His testament is to be a healer and to repay the debt of what he has been given in life. Hence, he repays that debt and demonstrates justice.
Then our dream has been realised; and the suspicion which we entertained at the beginning of our work of construction, that some divine power must have conducted us to a primary form of justice, has now been verified?
Yes, certainly.
And the division of labour which required the carpenter and the shoemaker and the rest of the citizens to be doing each his own business, and not another's, was a shadow of justice, and for that reason it was of use?
Clearly.
But in reality justice was such as we were describing, being concerned however, not with the outward man, but with the inward, which is the true self and concernment of man: for the just man does not permit the several elements within him to interfere with one another, or any of them to do the work of others, --he sets in order his own inner life, and is his own master and his own law, and at peace with himself; and when he has bound together the three principles within him, which may be compared to the higher, lower, and middle notes of the scale, and the intermediate intervals --when he has bound all these together, and is no longer many, but has become one entirely temperate and perfectly adjusted nature, then he proceeds to act, if he has to act, whether in a matter of property, or in the treatment of the body, or in some affair of politics or private business; always thinking and calling that which preserves and co-operates with this harmonious condition, just and good action, and the knowledge which presides over it, wisdom, and that which at any time impairs this condition, he will call unjust action, and the opinion which presides over it ignorance. - The Republic; Book IV.
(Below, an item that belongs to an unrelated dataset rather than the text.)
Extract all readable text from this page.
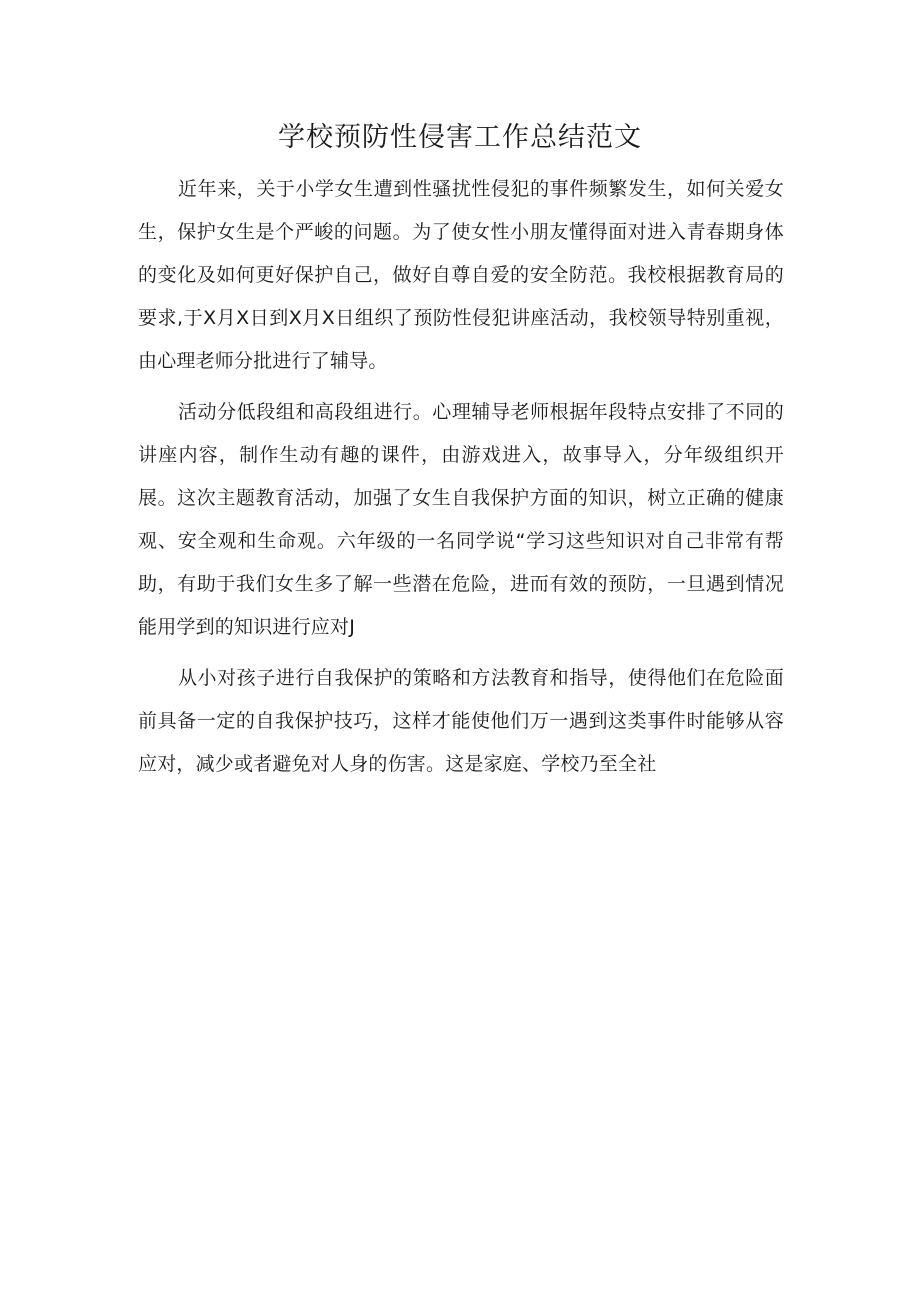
学校预防性侵害工作总结范文

近年来，关于小学女生遭到性骚扰性侵犯的事件频繁发生，如何关爱女生，保护女生是个严峻的问题。为了使女性小朋友懂得面对进入青春期身体的变化及如何更好保护自己，做好自尊自爱的安全防范。我校根据教育局的要求,于X月X日到X月X日组织了预防性侵犯讲座活动，我校领导特别重视，由心理老师分批进行了辅导。

活动分低段组和高段组进行。心理辅导老师根据年段特点安排了不同的讲座内容，制作生动有趣的课件，由游戏进入，故事导入，分年级组织开展。这次主题教育活动，加强了女生自我保护方面的知识，树立正确的健康观、安全观和生命观。六年级的一名同学说“学习这些知识对自己非常有帮助，有助于我们女生多了解一些潜在危险，进而有效的预防，一旦遇到情况能用学到的知识进行应对J

从小对孩子进行自我保护的策略和方法教育和指导，使得他们在危险面前具备一定的自我保护技巧，这样才能使他们万一遇到这类事件时能够从容应对，减少或者避免对人身的伤害。这是家庭、学校乃至全社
And so your conclusion about the gods as of great importance to Plato's Socrates is demonstrated.
Socrates was an atheist in his early life, when he was interested mostly in natural phenomena, like rain, thunder, jumping distances of flees, atoms and the void, movement etc. He e.g. deduced that gods cant be the reason of rain and lightning, because they are always accompanied by rain/storm clouds. If gods would be the reason, they could make the rain and thunder appear at least now and then from clear sky according to their wishes, because they can make miracles. Thus for him rain dropped to ground because rain/storm clouds are wet, and lightning strikes, because rain particles crash violently to each other. The regularity and mechanical nature of rain and storm implied to him that impersonal natural forces are behind them. He started to change his mind about gods in later life when he oriented his interests to human life and virtuous life, although this doesnt mean he changed his views about natural phenomena. E.g. when Socrates was waiting his death, he tried to prove with logic that souls live after death, that they dont dissolve with the body.
Perhaps leaving the question of gods aside for a moment, it's clear that philosophy falls apart without a commitment larger than self and right-here-right-now.